A Nara-based nonprofit organization that supports people without a family registration has helped two such residents receive the money.
“There are many more people who don’t have a family registration,” said Mayumi Ichikawa, 52, who heads the organization. “Their existence may remain unknown to any administration, and they won’t be able to receive the money.”
SUPPORT GROUPS TRY TO HELP
Asylum seekers and foreign nationals on provisional release status are also ineligible for the relief money. They do not have a residence status in Japan even though they have lived in the country for a while.
Abbas, a 33-year-old man who came from Iran three years ago, is one of them.
He said he fled Iran to escape persecution for joining an anti-establishment demonstration. His hearing on his application for refugee status in Japan is pending.
The central government does not grant work permits to foreign nationals without a residence status in Japan.
Abbas has depended on Sinapis Archdiocese of Osaka, a Catholic support group in Osaka, for food and a place to live.
He said he developed a high fever in April, and after 10 agonizing days, he took a polymerase chain reaction (PCR) test for COVID-19. The results were negative.

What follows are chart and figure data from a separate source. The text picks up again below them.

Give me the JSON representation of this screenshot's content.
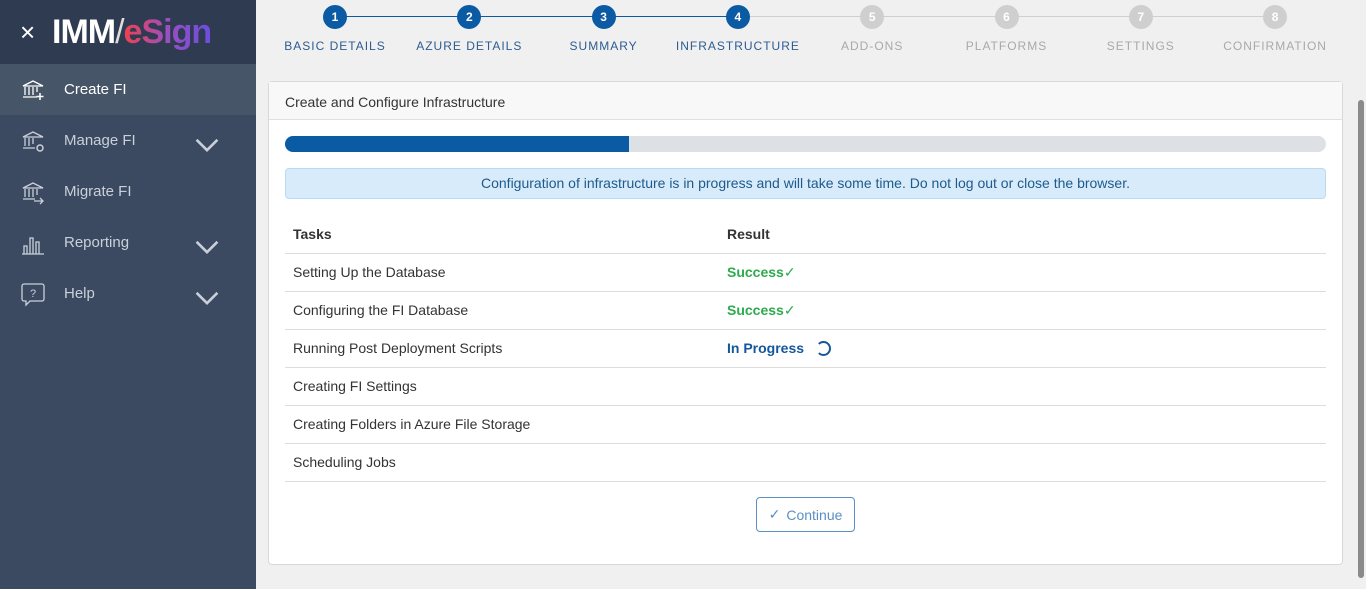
{
  "app": {
    "logo_imm": "IMM",
    "logo_esign": "eSign"
  },
  "sidebar": {
    "items": [
      {
        "label": "Create FI",
        "icon": "bank-plus-icon",
        "active": true,
        "expandable": false
      },
      {
        "label": "Manage FI",
        "icon": "bank-gear-icon",
        "expandable": true
      },
      {
        "label": "Migrate FI",
        "icon": "bank-arrow-icon",
        "expandable": false
      },
      {
        "label": "Reporting",
        "icon": "bar-chart-icon",
        "expandable": true
      },
      {
        "label": "Help",
        "icon": "help-bubble-icon",
        "expandable": true
      }
    ]
  },
  "steps": [
    {
      "num": "1",
      "label": "BASIC DETAILS",
      "done": true
    },
    {
      "num": "2",
      "label": "AZURE DETAILS",
      "done": true
    },
    {
      "num": "3",
      "label": "SUMMARY",
      "done": true
    },
    {
      "num": "4",
      "label": "INFRASTRUCTURE",
      "done": true
    },
    {
      "num": "5",
      "label": "ADD-ONS",
      "done": false
    },
    {
      "num": "6",
      "label": "PLATFORMS",
      "done": false
    },
    {
      "num": "7",
      "label": "SETTINGS",
      "done": false
    },
    {
      "num": "8",
      "label": "CONFIRMATION",
      "done": false
    }
  ],
  "card": {
    "title": "Create and Configure Infrastructure",
    "progress_percent": 33,
    "alert": "Configuration of infrastructure is in progress and will take some time. Do not log out or close the browser.",
    "columns": [
      "Tasks",
      "Result"
    ],
    "rows": [
      {
        "task": "Setting Up the Database",
        "result": "Success",
        "status": "success"
      },
      {
        "task": "Configuring the FI Database",
        "result": "Success",
        "status": "success"
      },
      {
        "task": "Running Post Deployment Scripts",
        "result": "In Progress",
        "status": "progress"
      },
      {
        "task": "Creating FI Settings",
        "result": "",
        "status": ""
      },
      {
        "task": "Creating Folders in Azure File Storage",
        "result": "",
        "status": ""
      },
      {
        "task": "Scheduling Jobs",
        "result": "",
        "status": ""
      }
    ],
    "continue_label": "Continue"
  },
  "colors": {
    "primary": "#0a5aa4",
    "success": "#2eaa4e",
    "sidebar": "#3b4a60"
  }
}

“I thought I was going to die. It was scary,” he said.
The group is run by a Catholic church, but the church was closed for three months until the end of May, meaning that donations to the group stopped.

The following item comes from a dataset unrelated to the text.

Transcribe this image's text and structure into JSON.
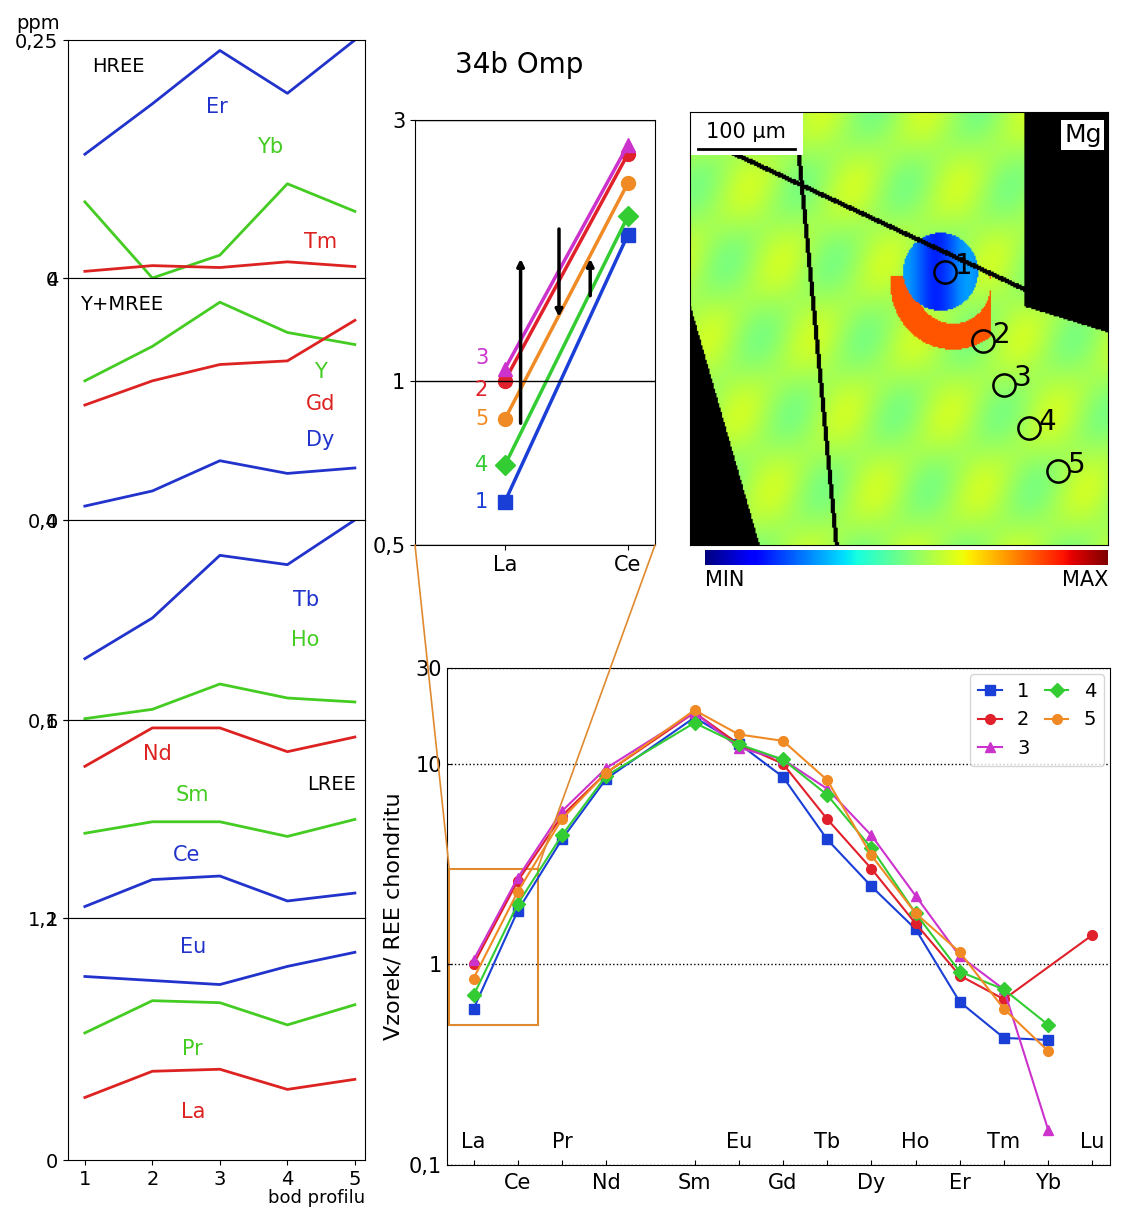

Atsuko Matsuura, the 56-year-old secretary-general of the group, said it has been difficult to provide sufficient support to the 10 households that depend on it.
Tokyo-based Solidarity Network with Migrants Japan has decided to provide 30,000 yen per person to foreign nationals who are ineligible for the government’s 100,000-yen payout program.
The group has collected 10 million yen in donations and handed out the money to 330 people starting from May.
“The government’s cash relief does not reach people who are poor and needy,” said Sachi Takaya, a representative of the group and an associate professor at Osaka University. “Some of them haven’t been able to return to their countries because of the virus. Their rights of existence have been ignored.”